At the de.NBI cloud site in Berlin we use Kubermatic as software to deploy "vanilla" kubernetes cluster into OpenStack projects. We will describe here, how you can use this.
Contact us via mail: it.digitalhealth@charite.de to discuss further details and take usage of this.
After we initally setup your kubernetes project, you can access your resources at our Kubermatic login page: https://k.denbi.bihealth.org/
mkdir ~/.kube
## copy your Kubeconfig that you can download from Kubermatic UI to `~/.kube/config`
mkdir ~/bin
cd ~/bin
curl -LO https://storage.googleapis.com/kubernetes-release/release/$(curl -s https://storage.googleapis.com/kubernetes-release/release/stable.txt)/bin/linux/amd64/kubectl
chmod +x ./kubectl
## https://github.com/helm/helm/releases
curl -s https://get.helm.sh/helm-v3.10.2-linux-amd64.tar.gz | tar xvz
mv linux-amd64/helm ~/bin
echo "export PATH=\$PATH:~/bin/" >> ~/.bashrc
## Install k9s as simple way to explore your cluster on the cli
curl -sS https://webinstall.dev/k9s | bash
As a first step, it makes sense to upload a SSH key to your project.
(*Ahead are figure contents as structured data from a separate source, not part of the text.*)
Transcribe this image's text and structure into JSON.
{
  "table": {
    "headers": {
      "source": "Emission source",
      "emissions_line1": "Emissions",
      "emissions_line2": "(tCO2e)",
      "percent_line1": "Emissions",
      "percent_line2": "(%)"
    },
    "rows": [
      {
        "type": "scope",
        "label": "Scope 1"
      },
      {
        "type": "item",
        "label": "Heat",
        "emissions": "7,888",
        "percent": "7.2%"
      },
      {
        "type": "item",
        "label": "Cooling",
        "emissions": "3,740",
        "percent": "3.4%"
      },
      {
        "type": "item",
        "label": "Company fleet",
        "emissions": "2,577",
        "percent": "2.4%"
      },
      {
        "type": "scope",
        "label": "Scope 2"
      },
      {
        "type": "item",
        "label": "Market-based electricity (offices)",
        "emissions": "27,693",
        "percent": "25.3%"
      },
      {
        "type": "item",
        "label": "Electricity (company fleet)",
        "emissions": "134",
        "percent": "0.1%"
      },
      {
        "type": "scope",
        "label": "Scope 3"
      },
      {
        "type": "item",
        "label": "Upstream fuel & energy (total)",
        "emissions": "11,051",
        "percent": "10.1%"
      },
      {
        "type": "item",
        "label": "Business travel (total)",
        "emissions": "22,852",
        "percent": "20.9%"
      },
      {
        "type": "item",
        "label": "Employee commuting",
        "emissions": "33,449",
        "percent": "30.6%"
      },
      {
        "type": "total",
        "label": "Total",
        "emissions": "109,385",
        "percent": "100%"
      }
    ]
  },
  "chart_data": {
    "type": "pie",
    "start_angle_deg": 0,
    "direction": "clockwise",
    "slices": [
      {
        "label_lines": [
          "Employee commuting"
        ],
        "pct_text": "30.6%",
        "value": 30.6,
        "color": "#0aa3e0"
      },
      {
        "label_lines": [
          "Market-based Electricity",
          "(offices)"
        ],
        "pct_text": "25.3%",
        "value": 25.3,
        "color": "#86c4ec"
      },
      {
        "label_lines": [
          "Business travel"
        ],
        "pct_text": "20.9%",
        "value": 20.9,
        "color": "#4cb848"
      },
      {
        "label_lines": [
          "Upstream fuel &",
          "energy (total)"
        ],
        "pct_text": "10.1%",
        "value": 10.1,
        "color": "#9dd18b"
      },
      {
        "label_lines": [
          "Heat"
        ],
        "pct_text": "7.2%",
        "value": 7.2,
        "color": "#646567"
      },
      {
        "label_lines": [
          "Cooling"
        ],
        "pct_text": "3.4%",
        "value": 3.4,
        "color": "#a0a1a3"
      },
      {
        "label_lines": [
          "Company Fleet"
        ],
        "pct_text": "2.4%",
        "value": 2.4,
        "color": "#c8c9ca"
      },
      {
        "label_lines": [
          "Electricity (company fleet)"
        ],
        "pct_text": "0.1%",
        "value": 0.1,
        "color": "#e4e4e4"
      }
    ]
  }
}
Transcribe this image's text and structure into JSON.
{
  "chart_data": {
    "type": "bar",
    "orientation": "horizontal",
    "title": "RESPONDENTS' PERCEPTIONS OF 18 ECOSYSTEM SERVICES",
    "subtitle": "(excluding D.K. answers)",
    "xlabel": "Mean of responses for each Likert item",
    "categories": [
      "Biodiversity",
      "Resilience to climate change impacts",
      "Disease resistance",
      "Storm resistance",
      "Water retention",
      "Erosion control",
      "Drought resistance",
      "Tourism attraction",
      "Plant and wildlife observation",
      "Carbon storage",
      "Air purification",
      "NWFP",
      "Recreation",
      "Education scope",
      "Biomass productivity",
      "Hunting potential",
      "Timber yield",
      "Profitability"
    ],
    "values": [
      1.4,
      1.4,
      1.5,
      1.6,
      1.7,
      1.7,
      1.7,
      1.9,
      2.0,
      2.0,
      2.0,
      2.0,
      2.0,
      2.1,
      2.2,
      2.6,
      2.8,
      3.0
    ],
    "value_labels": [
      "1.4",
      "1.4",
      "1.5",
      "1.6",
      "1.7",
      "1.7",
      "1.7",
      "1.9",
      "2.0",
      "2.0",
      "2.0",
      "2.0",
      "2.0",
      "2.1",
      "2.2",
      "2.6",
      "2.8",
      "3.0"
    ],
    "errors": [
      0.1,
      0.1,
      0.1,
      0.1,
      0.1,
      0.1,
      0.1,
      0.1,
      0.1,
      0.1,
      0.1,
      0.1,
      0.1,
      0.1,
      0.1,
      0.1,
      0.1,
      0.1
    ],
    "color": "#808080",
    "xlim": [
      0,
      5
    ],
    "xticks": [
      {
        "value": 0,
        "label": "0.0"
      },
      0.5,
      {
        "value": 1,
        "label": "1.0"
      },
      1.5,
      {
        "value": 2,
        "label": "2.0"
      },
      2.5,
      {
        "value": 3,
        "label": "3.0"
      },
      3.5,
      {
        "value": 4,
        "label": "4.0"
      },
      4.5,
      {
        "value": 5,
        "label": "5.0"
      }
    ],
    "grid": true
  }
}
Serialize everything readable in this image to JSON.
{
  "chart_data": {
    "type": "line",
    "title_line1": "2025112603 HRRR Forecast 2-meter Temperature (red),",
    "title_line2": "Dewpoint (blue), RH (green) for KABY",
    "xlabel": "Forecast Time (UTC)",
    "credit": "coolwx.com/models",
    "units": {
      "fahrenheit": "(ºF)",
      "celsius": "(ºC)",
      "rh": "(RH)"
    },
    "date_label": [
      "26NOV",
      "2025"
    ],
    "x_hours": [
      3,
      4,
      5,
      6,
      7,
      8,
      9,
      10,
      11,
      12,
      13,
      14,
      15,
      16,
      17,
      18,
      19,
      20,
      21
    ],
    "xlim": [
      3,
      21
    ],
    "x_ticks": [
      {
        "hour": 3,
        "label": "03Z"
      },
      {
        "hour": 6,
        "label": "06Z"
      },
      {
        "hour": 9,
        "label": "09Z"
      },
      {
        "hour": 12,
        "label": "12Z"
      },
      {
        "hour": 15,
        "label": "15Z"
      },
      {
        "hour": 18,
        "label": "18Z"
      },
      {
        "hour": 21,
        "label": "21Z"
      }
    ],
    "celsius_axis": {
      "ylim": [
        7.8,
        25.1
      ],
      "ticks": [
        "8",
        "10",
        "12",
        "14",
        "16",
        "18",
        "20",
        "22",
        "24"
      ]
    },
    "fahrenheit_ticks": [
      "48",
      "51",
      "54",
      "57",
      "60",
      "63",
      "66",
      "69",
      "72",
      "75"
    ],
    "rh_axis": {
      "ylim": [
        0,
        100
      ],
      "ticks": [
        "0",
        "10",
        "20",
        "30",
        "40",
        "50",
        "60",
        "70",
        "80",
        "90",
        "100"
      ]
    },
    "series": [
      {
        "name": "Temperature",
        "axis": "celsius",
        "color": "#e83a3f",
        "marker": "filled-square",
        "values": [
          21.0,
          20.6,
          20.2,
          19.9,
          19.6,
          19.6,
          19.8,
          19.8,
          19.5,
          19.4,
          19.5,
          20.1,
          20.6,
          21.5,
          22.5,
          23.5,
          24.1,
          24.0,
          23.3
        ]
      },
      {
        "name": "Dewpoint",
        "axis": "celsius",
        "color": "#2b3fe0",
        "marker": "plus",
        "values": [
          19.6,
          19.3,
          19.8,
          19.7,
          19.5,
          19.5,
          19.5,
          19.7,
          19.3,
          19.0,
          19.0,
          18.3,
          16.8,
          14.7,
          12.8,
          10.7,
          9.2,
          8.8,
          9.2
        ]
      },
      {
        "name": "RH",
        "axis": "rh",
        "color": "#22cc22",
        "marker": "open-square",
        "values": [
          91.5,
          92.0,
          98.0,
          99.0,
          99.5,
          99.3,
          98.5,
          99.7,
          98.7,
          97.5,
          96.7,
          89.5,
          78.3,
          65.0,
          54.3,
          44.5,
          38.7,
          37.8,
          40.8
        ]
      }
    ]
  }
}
With that, you have the ability to access the K8s nodes created in a later step via ssh.
Continue to create your K8s cluster:
Select the cloudprovider (there is only OpenStack available):
You need to decide wether you will deploy your cluster in the public area (this should be the default) or in the dmz area (if you want your ingress to be available from outside).
Here you can configure your basic cluster settings, like name and version. For most setups this is sufficient. Note: you can always start with an "older K8s" version and issue an upgrade later.
In this window you configure the advanced settings. In the first place use Default
as the Domain, and type in the OpenStack application credentials, that you have created for your project.
Note: If you have access to multiple projects, you need to take care, that you are using the right credentials for the project that you select as "Project". Kubermatic will always display all projects that you can see, but the cluster will be spawned in the project that belongs to the application credentials (this is a OpenStack thing).
Use the corresponding floating ip pool, to your setup (if you have decided for DMZ earlier use dmz-ext
in all other cases use public2
.
You don't need to fill out the Advanced area (but you can if you want), Kubermatic will create everything needed.
Now you can create your first worker nodes. This is done with a machine deployment that you can configure (name, count of nodes (replicas), Image (we support ubuntu and CentOS) and flavor. You can also assign your workers floating ips, but you can also create a loadbalancer lateron.
The last step shows a summary window in that you can click on "create cluster" at the bottom right.
The controlplane of your cluster will now be created and you will see instances (workers) spawned in your OS project. After a few minutes it should look like the following.
You can access the K8s dashboard and download your kubeconfig with the buttons at the top right.
Note: Since the MTU for the overlay network is not applied correctly, you need to do the following workaround:
- create your cluster and download kubeconfig
- patch canal with:
kubectl patch configmap/canal-config -n kube-system --type merge -p '{"data":{"veth_mtu": "1450"}}'
- scale the machine deployment to
0
and after that back to your desired count
- you have your kubeconfig
- helm and kubectl is installed on the jumphost
helm repo add traefik https://helm.traefik.io/traefik
helm install traefik traefik/traefik
This will create a loadbalancer in OpenStack and you can assign a floating IP to it.